Persecution in North Korea is cumulative rather than episodic. Kim Il‑sung built a system that criminalised dissent and subordinated spiritual life to state ideology. Kim Jong‑il converted scarcity into governance, embedding patronage and surveillance into survival. Kim Jong‑un has updated the regime’s capacity to intimidate and monitor, closing escape routes and curtailing outside assistance. Today, social classification, legal penalties, economic scarcity and technological monitoring operate together to make ordinary choices fraught and survival itself subject to regime calculation.

Conclusion

The Workers’ Party anniversary is a theatrical assertion of legitimacy, but the performance conceals 80 years of evolving repression. Tracing how purges, famine policy and modern surveillance have been layered over one another reveals a regime that has finely tuned instruments of control across generations. Reporting that links institutional mechanics to individual stories best shows how 80 years of policy and power produced the present human cost, even as hidden communities of faith continue to sustain one another and keep belief alive.

Prayer Points

  • Pray for courage for believers who live under constant threat, that they may find safe ways to meet, encourage one another and sustain their faith.

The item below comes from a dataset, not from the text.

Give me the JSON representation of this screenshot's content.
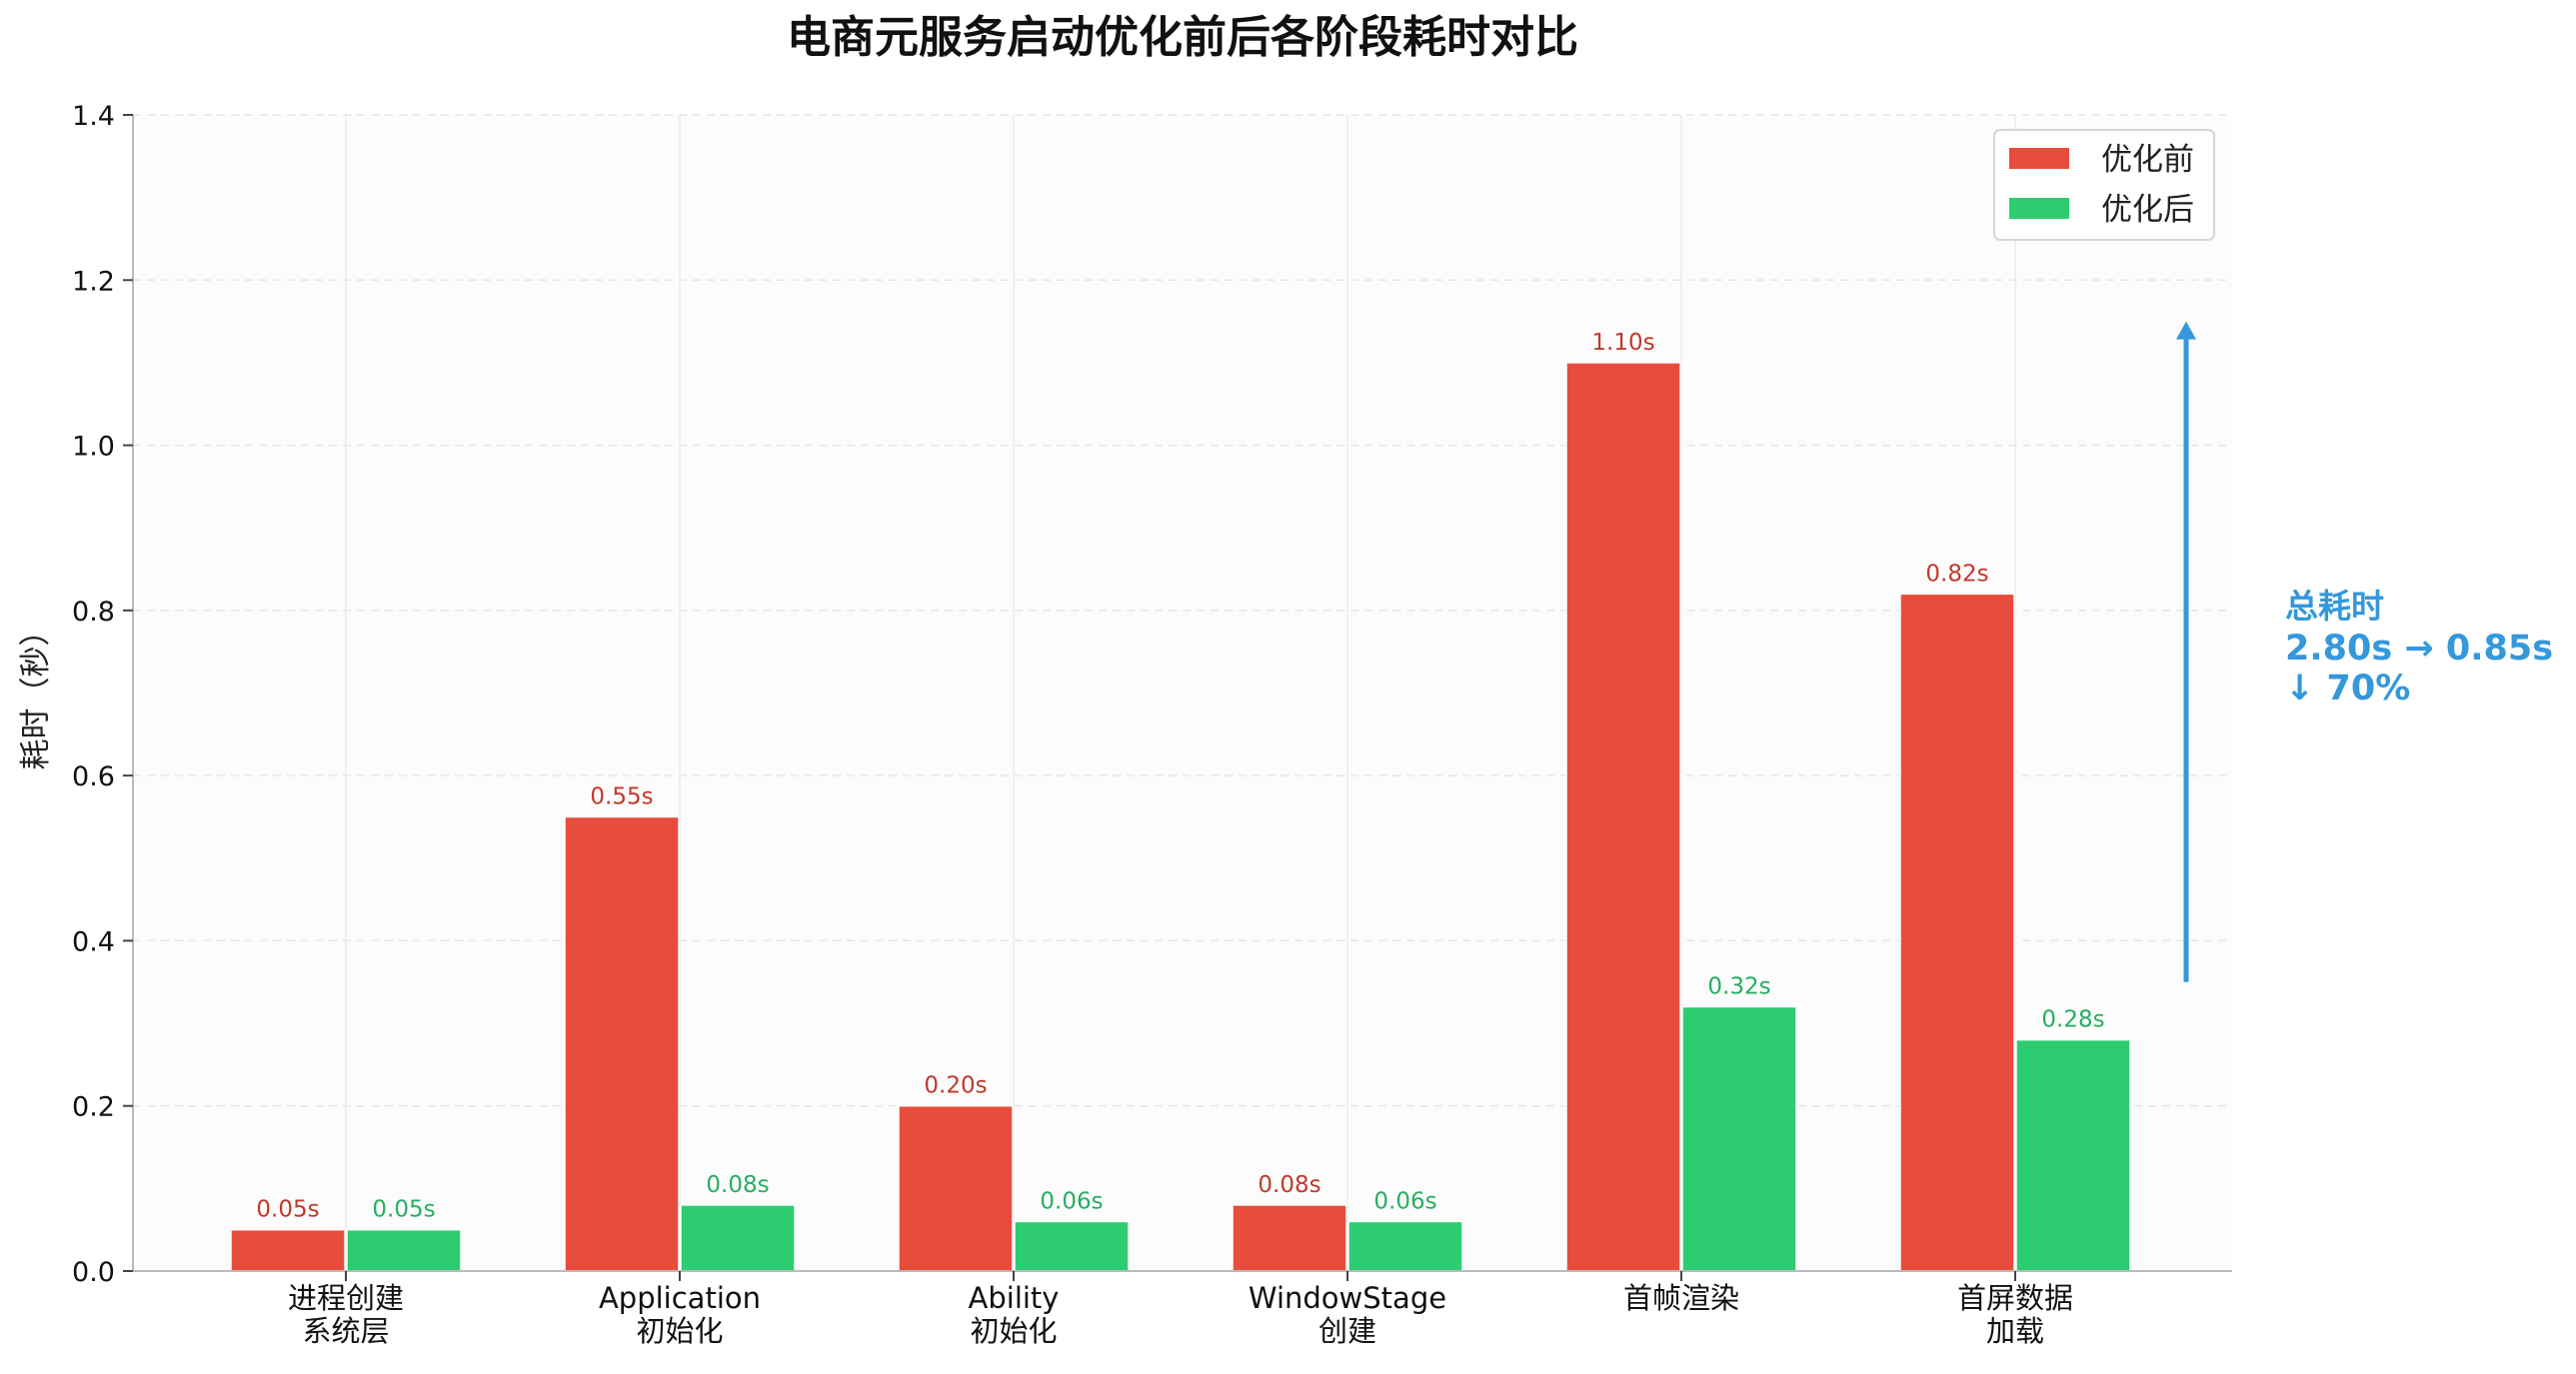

  • Pray for protection for those who secretly share scripture and discipleship resources, that their work and lives would be shielded from harm.

  • Pray for families affected by arrest and displacement, that children and relatives punished by association would find provision and restoration.

  • Pray for those in detention enduring harsh conditions, that they would receive strength, dignity and, where possible, relief.

  • Pray for channels of hope — safe means of communication, scripture access and humanitarian help — to reach isolated communities.

  • Pray for wisdom for journalists, advocates and humanitarian actors documenting abuses, that they would report responsibly and amplify the voices of survivors without exposing them to further risk.